Stephen A. Smith isn’t pretending there’s any warmth left in his relationship with LeBron James, and he didn’t hold back when he looked at how the Lakers handled the end of James’ run in Los Angeles.
On “ The Stephen A. Smith Show,” the ESPN analyst argued that the Lakers sent James a clear message in three different ways: by handing the franchise to Luka Doncic, by asking him to fall behind Austin Reaves, and by pushing him toward a massive pay cut.
“You’re a superstar in this league, getting paid $50 million. Luka comes in, and they immediately hand him the franchise, which is no crime.
He feels dismissed and disrespected to some degree,” Smith began. “Then you ask him to be a third option, deferring to Austin Reaves.”
That point tied directly to what happened last season. James missed the first 14 games, and during that stretch the Lakers’ offense took off with Doncic and Reaves steering everything.
When James came back, he adjusted and remained a major part of the attack. Later on, though, he was asked to slide even further down the pecking order and let the backcourt duo run the offense.
Smith wasn’t done there. He said the Lakers piled on the disrespect by making the money situation part of the picture too.

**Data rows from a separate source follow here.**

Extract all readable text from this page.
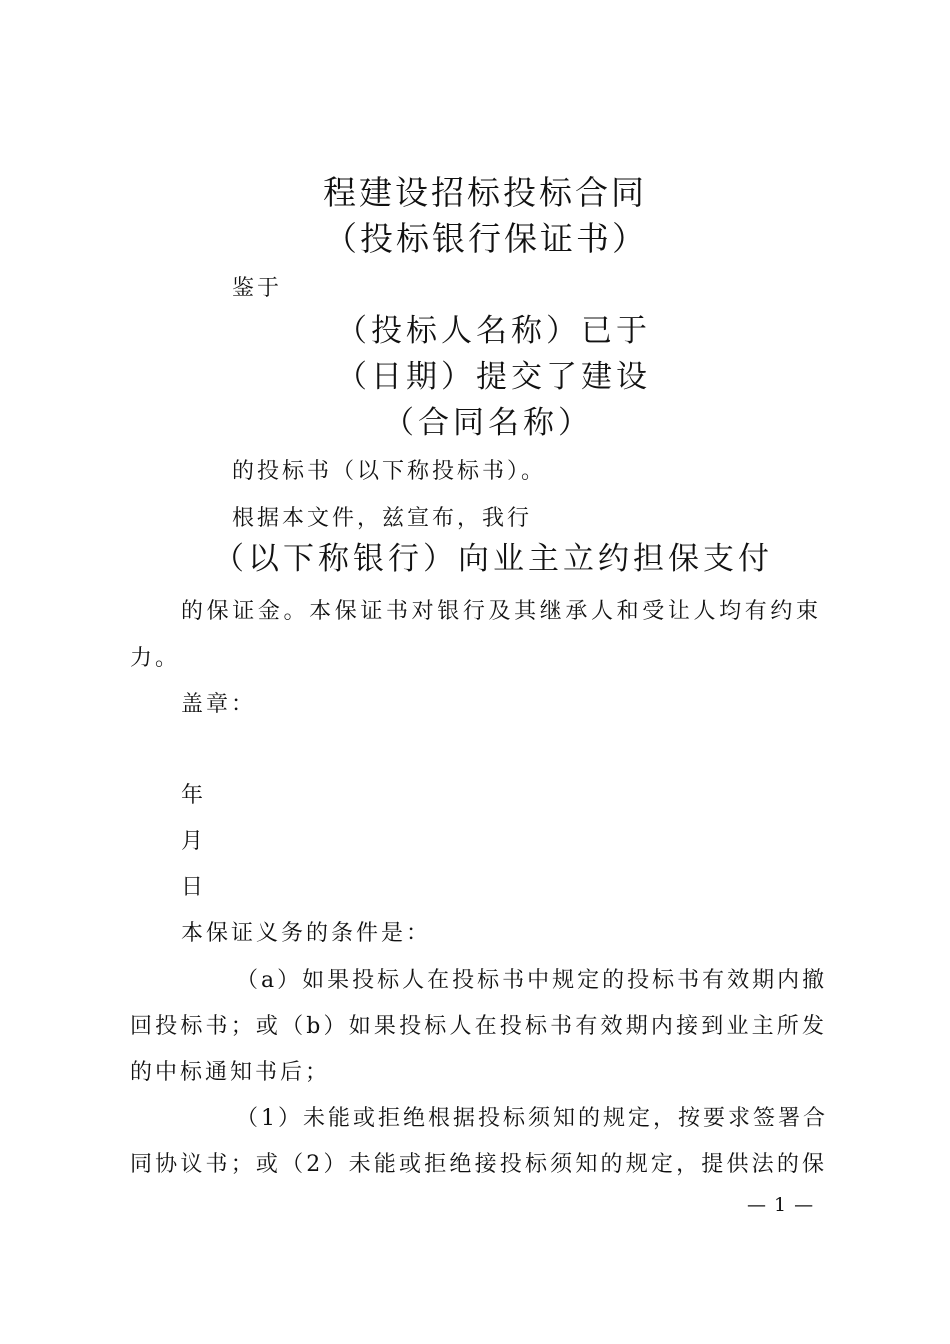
程建设招标投标合同
（投标银行保证书）
鉴于
（投标人名称）已于
（日期）提交了建设
（合同名称）
的投标书（以下称投标书）。
根据本文件，兹宣布，我行
（以下称银行）向业主立约担保支付
的保证金。本保证书对银行及其继承人和受让人均有约束
力。
盖章：
年
月
日
本保证义务的条件是：
（a）如果投标人在投标书中规定的投标书有效期内撤
回投标书；或（b）如果投标人在投标书有效期内接到业主所发
的中标通知书后；
（1）未能或拒绝根据投标须知的规定，按要求签署合
同协议书；或（2）未能或拒绝接投标须知的规定，提供法的保
— 1 —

“Then after you do all of that, you’re talking about him taking anywhere from a $30 to a $40 million pay cut,” Smith continued. “Listen, we can’t just look at somebody and say, ‘Oh, they’re a mercenary, and they’re just going to the highest bid.’
That’s not what this is. Y’all got to remember.
The Chicago Bulls underpaid Michael Jordan for years. And then the last two years of his career in Chicago, he got $30 million and $33 million, respectively.”
Smith then widened the lens to what Jordan meant to the league financially, saying teams were even floating the idea of special treatment for him.
“You even had people around the league like Pat Riley and others saying that it should be entertained, that every team should chip in to pay Michael Jordan, and that cap constraints shouldn’t apply to him. Because he’s meant so much to the financial backbone of the league, everybody should play a role in paying Michael Jordan because he helped get everybody paid.”
The comparison is obvious enough: Jordan helped turn the NBA into a global money machine, and Smith’s point was that the league’s stars have long been central to the sport’s financial growth. He acknowledged that James hasn’t had the same impact, but still argued that what the Lakers were asking from him didn’t add up.
The numbers back up part of that case. At 41, James still posted 20.9 points, 6.1 rebounds, and 7.2 assists per game last season. Smith’s view was that production like that still looks like max-contract material, even if the Lakers’ roster-building plans around Doncic pointed in a different direction.
And now that James is out of Los Angeles, there’s at least one practical upside: he gets to choose where he goes next. Reports say his decision won’t be “financially driven,” which leaves several teams in the mix. Even so, if winning remains the priority, only a few can realistically make a run at the four-time NBA champion.